İLK DERECE MAHKEMESİ KARARININ ÖZETİ: İlk derece mahkemesince “… Mahkememizce rapor düzenlettirilmek üzere dosya Elektrik Mühendisi bilirkişi ….’a tevdii edilmiş olup, düzenlenen 19/11/2021 tarihli kök raporda ve ek raporlarda neticeten; …. nolu tesisat için Davalı şirket ile 20.05.2002 tarihinde tek terimli tarımsal sulama orta gerilim tarife grubundan abonelik sözleşmesi imzaladığı, 14.08.2012-28.08.2012 tarihleri arası meydana gelen dönem tüketim miktarı 75741,750 kWh olduğunu, Medaş yetkilileri tarafından düzenlenen 20.07.2012 tarihli ve 14.08.2012 tarihli Medaş Ölçü Devreleri Kontrol Ve Değiştirme Tutanaklarından dava konusu tesisatta 1/3 oranında tüketimin kaydedilmediği, 1/3 oranında kaydedilmeyen eksik tüketim miktarı hesabı yönünden ilgili yönetmelik kapsamında belirtilen azami süre dikkate alındığında 31.05.2012-14.08.2012 tarihleri arası alınması gerektiği, 31.05.2012-14.08.2012 tarihleri arası 1/3 oranında kaydedilmeyen eksik tüketim miktarının 297675 kWh olduğu, 28.07.2012-14.08.2012 tarihleri meydana gelen tüketim (sayaç üzerinde fatura edilmeyen tüketim miktarı) 132300 kWh olduğu, 28.08.2012 Tarihli …. seri nolu faturada tüketim miktarı yönünden; 14.08.2012-28.08.2012 tarihleri arası meydana gelen tüketim miktarı (75741,750 kWh), ilgili yönetmelik kapsamında 31.05.2012-14.08.2012 tarihleri arası kaydedilmeyen 1/3 oranında kaydedilmeyen eksik tüketim miktarı (297675 kWh) ve 28.07.2012-14.08.2012 tarihleri meydana gelen tüketim miktarının (sayaç üzerinde fatura edilmeyen tüketim miktarı-132300 kWh) toplamının dikkate alınması gerektiği, 28.08.2012 Tarihli …. seri nolu faturada dikkate alınacak tüketim miktarının 505716,750 kWh (75741,750 kWh + 297675 kWh + 132300 kWh) olduğu, 28.08.2012 Tarihli ….seri nolu faturada dikkate alınacak tüketim bedelinin 142.915,41 TL olduğu tespit edilmiştir. Ayrıntılı, gerekçeli, denetlenebilir bilirkişi kök ve ek raporları mahkememizce yargılamaya esas alınmıştır.

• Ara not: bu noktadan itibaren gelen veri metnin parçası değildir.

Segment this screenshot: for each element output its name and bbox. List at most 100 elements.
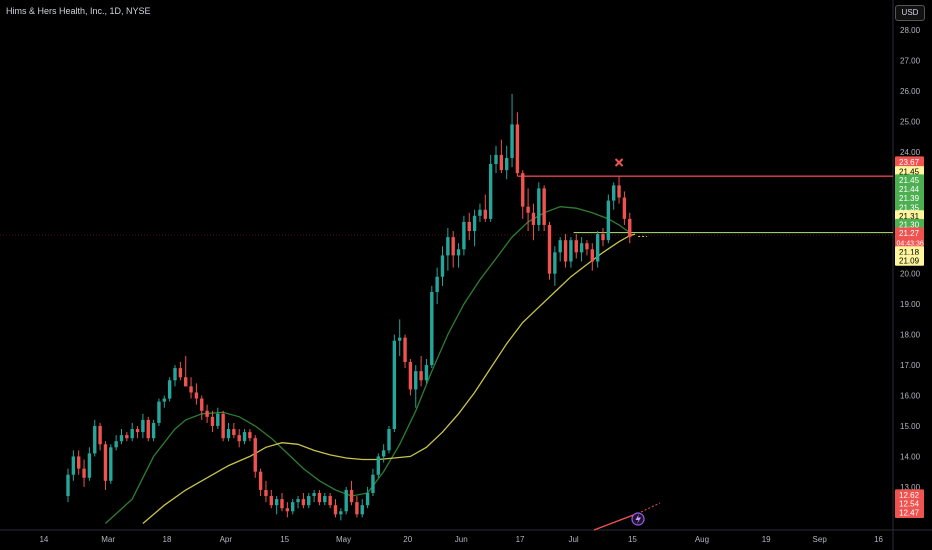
candle-body: [569, 240, 573, 262]
price-label: 21.09: [899, 256, 920, 265]
y-tick-label: 26.00: [900, 87, 921, 96]
x-tick-label: Apr: [220, 535, 233, 544]
x-tick-label: 20: [403, 535, 412, 544]
candle-body: [403, 337, 407, 363]
candle-body: [574, 240, 578, 253]
candles: [66, 93, 632, 521]
candle-body: [301, 499, 306, 506]
projection-line: [593, 513, 637, 531]
candle-body: [274, 499, 279, 506]
candle-body: [601, 234, 605, 241]
price-label: 21.44: [899, 185, 920, 194]
ma-slow-line: [142, 233, 636, 524]
candle-body: [210, 416, 215, 426]
candle-body: [510, 124, 514, 158]
candle-body: [553, 252, 557, 274]
y-tick-label: 28.00: [900, 26, 921, 35]
price-label: 21.18: [899, 248, 920, 257]
x-tick-label: 15: [280, 535, 289, 544]
chart-title: Hims & Hers Health, Inc., 1D, NYSE: [6, 6, 151, 16]
candle-body: [333, 505, 338, 515]
candle-body: [242, 432, 247, 442]
projection-line-dashed: [640, 502, 661, 513]
price-label-bg: [895, 174, 924, 186]
price-label: 23.67: [899, 158, 920, 167]
candle-body: [328, 496, 332, 506]
candle-body: [494, 154, 498, 165]
time-axis[interactable]: 14 Mar 18 Apr 15 May 20 Jun 17 Jul 15 Aug 19 Sep 16: [39, 535, 883, 544]
price-label-bg: [895, 227, 924, 248]
candle-body: [98, 425, 102, 445]
candle-body: [285, 508, 290, 512]
x-marker-icon: [614, 158, 624, 167]
candle-body: [419, 371, 423, 381]
candle-body: [349, 489, 354, 503]
x-tick-label: 17: [516, 535, 525, 544]
price-axis[interactable]: 28.0027.0026.0025.0024.0023.0022.0021.00…: [895, 26, 924, 518]
candle-body: [103, 444, 108, 481]
candle-body: [237, 435, 241, 442]
candle-body: [446, 237, 450, 256]
currency-button[interactable]: USD: [895, 5, 925, 21]
candle-body: [585, 243, 589, 250]
candle-body: [258, 471, 263, 490]
candle-body: [135, 429, 140, 433]
price-label-bg: [895, 192, 924, 204]
candle-body: [628, 218, 632, 238]
candle-body: [387, 429, 391, 451]
candle-body: [157, 401, 161, 423]
candle-body: [424, 365, 429, 381]
x-tick-label: Mar: [101, 535, 115, 544]
candle-body: [617, 185, 621, 198]
moving-averages: [104, 206, 636, 524]
candle-body: [521, 173, 525, 207]
candle-body: [531, 212, 536, 225]
candle-body: [189, 386, 193, 393]
price-label: 21.27: [899, 229, 920, 238]
candle-body: [430, 291, 434, 366]
price-label: 12.47: [899, 508, 920, 517]
price-label-bg: [895, 506, 924, 518]
price-label-bg: [895, 210, 924, 222]
candle-body: [499, 154, 504, 171]
price-label-bg: [895, 156, 924, 168]
price-label: 12.54: [899, 499, 920, 508]
y-tick-label: 14.00: [900, 452, 921, 461]
candle-body: [109, 447, 113, 481]
candle-body: [355, 502, 359, 515]
price-label: 21.30: [899, 220, 920, 229]
candle-body: [71, 456, 76, 475]
candle-body: [558, 240, 562, 253]
y-tick-label: 13.00: [900, 483, 921, 492]
candle-body: [82, 468, 86, 478]
candle-body: [151, 422, 156, 439]
candle-body: [66, 474, 70, 497]
candle-body: [264, 489, 268, 497]
candle-body: [462, 221, 466, 250]
price-label: 21.39: [899, 194, 920, 203]
candle-body: [451, 237, 455, 256]
price-label: 21.45: [899, 168, 920, 177]
annotations: [593, 158, 661, 531]
candle-body: [408, 362, 413, 390]
price-label-bg: [895, 201, 924, 213]
candle-body: [232, 429, 236, 436]
candle-body: [344, 489, 348, 512]
x-tick-label: 18: [163, 535, 172, 544]
candle-body: [200, 398, 204, 411]
price-label-bg: [895, 183, 924, 195]
candle-body: [360, 505, 364, 515]
candle-body: [472, 215, 477, 232]
candle-body: [563, 240, 568, 262]
candle-body: [216, 413, 220, 426]
candle-body: [483, 209, 487, 219]
candle-body: [537, 188, 541, 225]
x-tick-label: May: [336, 535, 351, 544]
candle-body: [612, 185, 616, 201]
candle-body: [323, 496, 327, 503]
x-tick-label: 14: [39, 535, 48, 544]
price-label: 12.62: [899, 491, 920, 500]
candle-body: [398, 337, 402, 341]
candle-body: [226, 429, 231, 439]
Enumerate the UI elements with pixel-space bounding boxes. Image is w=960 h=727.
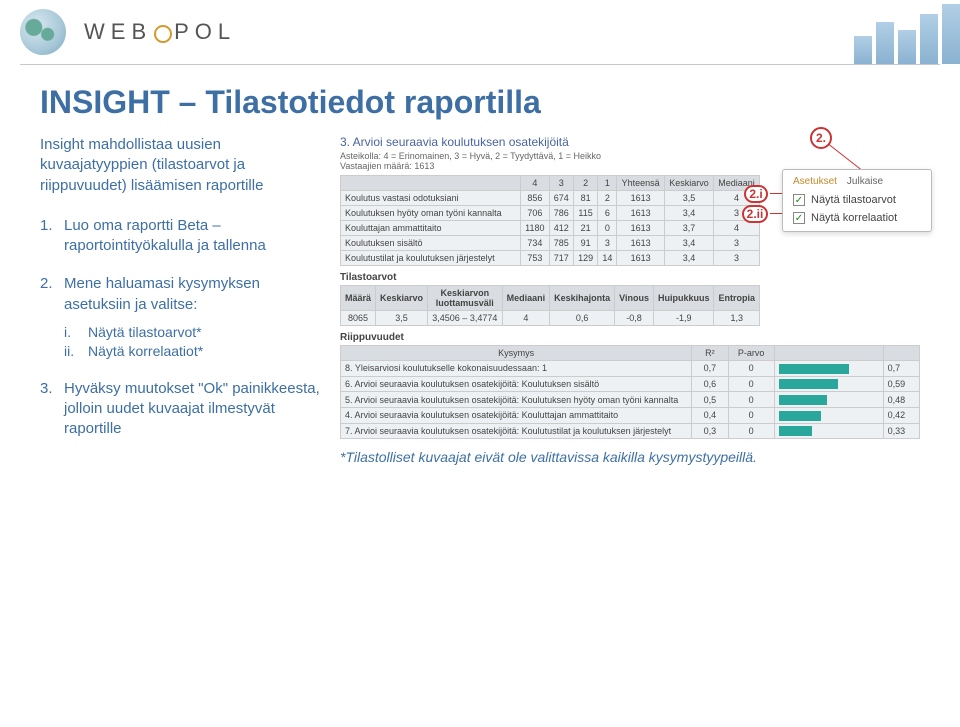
intro-text: Insight mahdollistaa uusien kuvaajatyypp… [40,135,320,196]
ratings-table: 4321YhteensäKeskiarvoMediaani Koulutus v… [340,175,760,266]
header-divider [20,64,940,65]
substeps: i.Näytä tilastoarvot* ii.Näytä korrelaat… [64,323,320,361]
correlation-bar [779,411,821,421]
badge-2: 2. [810,127,832,149]
popup-option-korrelaatiot[interactable]: ✓ Näytä korrelaatiot [783,209,931,227]
brand-wordmark: WEB POL [84,19,236,45]
badge-2i: 2.i [744,185,768,203]
globe-logo [20,9,66,55]
brand-part-a: WEB [84,19,152,45]
decorative-bars [854,0,960,64]
badge-2ii: 2.ii [742,205,768,223]
dependencies-heading: Riippuvuudet [340,332,920,343]
correlation-bar [779,426,812,436]
screenshot-panel: 2. 2.i 2.ii Asetukset Julkaise ✓ Näytä t… [340,135,920,465]
popup-header: Asetukset Julkaise [783,174,931,191]
step-1: 1. Luo oma raportti Beta – raportointity… [40,216,320,257]
app-header: WEB POL [0,0,960,64]
instruction-column: Insight mahdollistaa uusien kuvaajatyypp… [40,135,320,465]
popup-tab-julkaise[interactable]: Julkaise [847,176,883,187]
correlation-bar [779,364,849,374]
page-title: INSIGHT – Tilastotiedot raportilla [0,64,960,135]
dependencies-table: KysymysR²P-arvo 8. Yleisarviosi koulutuk… [340,345,920,439]
stats-heading: Tilastoarvot [340,272,920,283]
correlation-bar [779,379,838,389]
correlation-bar [779,395,827,405]
step-2: 2. Mene haluamasi kysymyksen asetuksiin … [40,274,320,315]
checkbox-checked-icon[interactable]: ✓ [793,194,805,206]
brand-ring-icon [154,25,172,43]
footnote: *Tilastolliset kuvaajat eivät ole valitt… [340,449,920,465]
popup-tab-asetukset[interactable]: Asetukset [793,176,837,187]
step-3: 3. Hyväksy muutokset "Ok" painikkeesta, … [40,379,320,440]
popup-option-tilastoarvot[interactable]: ✓ Näytä tilastoarvot [783,191,931,209]
stats-table: MääräKeskiarvoKeskiarvon luottamusväliMe… [340,285,760,326]
brand-part-b: POL [174,19,236,45]
settings-popup: Asetukset Julkaise ✓ Näytä tilastoarvot … [782,169,932,232]
checkbox-checked-icon[interactable]: ✓ [793,212,805,224]
scale-legend: Asteikolla: 4 = Erinomainen, 3 = Hyvä, 2… [340,151,920,161]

Her ne kadar davacı vekili dava konusu edilen fatura bedellerinin hesaplanmasına uygulanan kat sayı oranlarının uygun olmadığına yönelik itirazlarda bulunmuş ise de; düzenlenen bilirkişi raporlarında ilgili kat sayılara yönelik değerlendirilmeler yapılmış ve ilgili husus ayrıntılı şekilde gerekçelendirilmiş olup, bu yöndeki davacı itirazlarına itibar edilmemiştir.
Tüm dosya muhtevası birlikte değerlendirildiğinde; yargılamaya esas alınan bilirkişi raporlarında ayrıntıları belirtildiği üzere, taraflar arasındaki sözleşme kapsamında tüketim bedellerine yönelik düzenlenen …. seri numaralı fatura bedelinin usulüne uygun şekilde düzenlendiği, aksini gösterir bir delilin dosya muhtevası itibariyle yargılama safhasında tespit edilemediği anlaşılmakla, ispat edilemeyen davanın reddine …” gerekçesiyle davanın reddine karar verilmiştir.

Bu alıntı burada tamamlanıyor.